Diffusion for Biology

  • scDiffusion (Yang et al. 2023) - Diffusion models for single-cell data
  • DiffCSP (Jing et al. 2023) - Diffusion for crystal structure prediction (similar principles)

Next Steps for genai-lab

  1. Implement baseline - Conditional diffusion on Norman et al. dataset
  2. Benchmark against scGen/CPA - Compare generative quality
  3. Ablation studies - Conditioning strategies, architecture choices
  4. Biological validation - Pathway analysis, known gene interactions
  5. Scale to full scPerturb - Multi-dataset, multi-modality
  6. Hybrid model - Integrate GEM-1-style predictive component

Conclusion

Your analysis is sharp and correct: GEM-1 is not a generative model, and its supervised learning approach is pragmatic and effective for many applications.

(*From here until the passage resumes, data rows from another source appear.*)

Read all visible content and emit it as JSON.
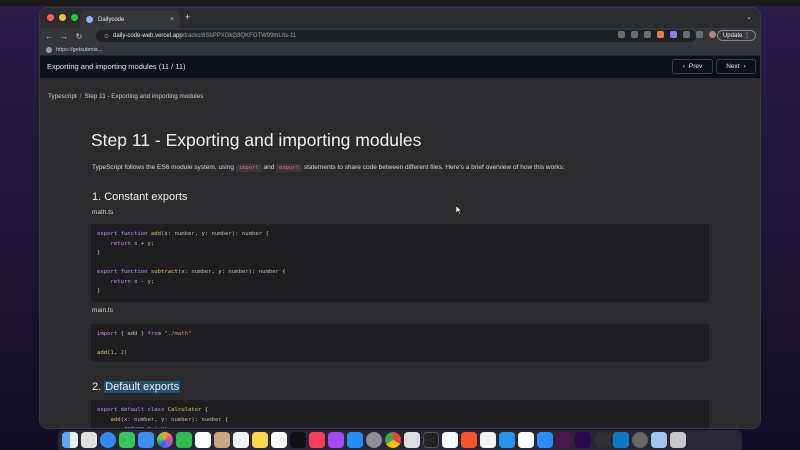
{
  "browser": {
    "tab_title": "Dailycode",
    "url_host": "daily-code-web.vercel.app",
    "url_path": "/tracks/8SbPPXGkG8QKFOTW99mL/ts-11",
    "bookmark_label": "https://getsubmis...",
    "update_label": "Update"
  },
  "page": {
    "nav_title": "Exporting and importing modules (11 / 11)",
    "prev_label": "Prev",
    "next_label": "Next",
    "breadcrumb_root": "Typescript",
    "breadcrumb_sep": "/",
    "breadcrumb_current": "Step 11 - Exporting and importing modules",
    "heading": "Step 11 - Exporting and importing modules",
    "intro_before": "TypeScript follows the ES6 module system, using ",
    "intro_kw1": "import",
    "intro_and": " and ",
    "intro_kw2": "export",
    "intro_after": " statements to share code between different files. Here's a brief overview of how this works:",
    "section1_title": "1. Constant exports",
    "file1": "math.ts",
    "file2": "main.ts",
    "section2_number": "2. ",
    "section2_title": "Default exports"
  },
  "code": {
    "math_ts": [
      "export function add(x: number, y: number): number {",
      "    return x + y;",
      "}",
      "",
      "export function subtract(x: number, y: number): number {",
      "    return x - y;",
      "}"
    ],
    "main_ts": [
      "import { add } from \"./math\"",
      "",
      "add(1, 2)"
    ],
    "default_ts": [
      "export default class Calculator {",
      "    add(x: number, y: number): number {",
      "        return x + y;"
    ]
  },
  "colors": {
    "accent_highlight": "#264f6e",
    "inline_code": "#e06c75",
    "nav_bg": "#0c1117",
    "page_bg": "#2b2b2e"
  }
}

However, for perturbation modeling—especially with scPerturb—generative AI offers unique capabilities: - Uncertainty quantification - Compositional generalization - Counterfactual reasoning - Biological variability modeling

The optimal path forward is not generative AI instead of GEM-1, but generative AI on top of GEM-1's data harmonization and predictive foundation.

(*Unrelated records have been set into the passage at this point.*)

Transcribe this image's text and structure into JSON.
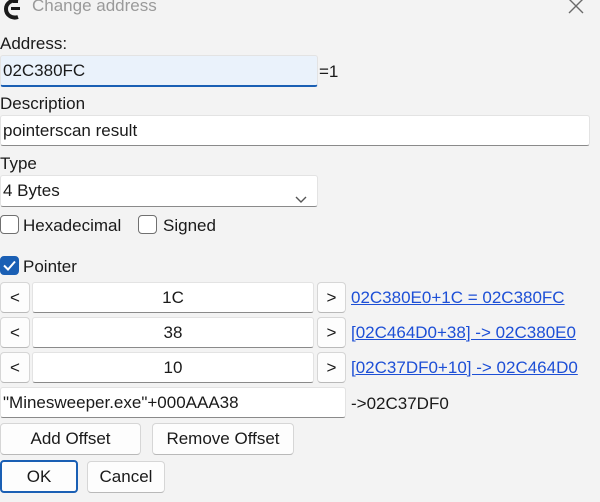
{
  "window": {
    "title": "Change address"
  },
  "address": {
    "label": "Address:",
    "value": "02C380FC",
    "suffix": "=1"
  },
  "description": {
    "label": "Description",
    "value": "pointerscan result"
  },
  "type": {
    "label": "Type",
    "selected": "4 Bytes"
  },
  "options": {
    "hex_label": "Hexadecimal",
    "hex_checked": false,
    "signed_label": "Signed",
    "signed_checked": false
  },
  "pointer": {
    "label": "Pointer",
    "checked": true,
    "offsets": [
      {
        "dec": "<",
        "value": "1C",
        "inc": ">",
        "result": "02C380E0+1C = 02C380FC"
      },
      {
        "dec": "<",
        "value": "38",
        "inc": ">",
        "result": "[02C464D0+38] -> 02C380E0"
      },
      {
        "dec": "<",
        "value": "10",
        "inc": ">",
        "result": "[02C37DF0+10] -> 02C464D0"
      }
    ],
    "base_value": "\"Minesweeper.exe\"+000AAA38",
    "base_result": "->02C37DF0"
  },
  "buttons": {
    "add_offset": "Add Offset",
    "remove_offset": "Remove Offset",
    "ok": "OK",
    "cancel": "Cancel"
  },
  "colors": {
    "accent": "#1a5fb4",
    "link": "#1d4fd6"
  }
}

genai-lab is well-positioned to explore this hybrid approach, combining: - GEM-1's data curation philosophy - Diffusion models' generative flexibility - scPerturb's causal perturbation structure

This could lead to a next-generation perturbation modeling system that provides both accurate predictions and biologically meaningful uncertainty.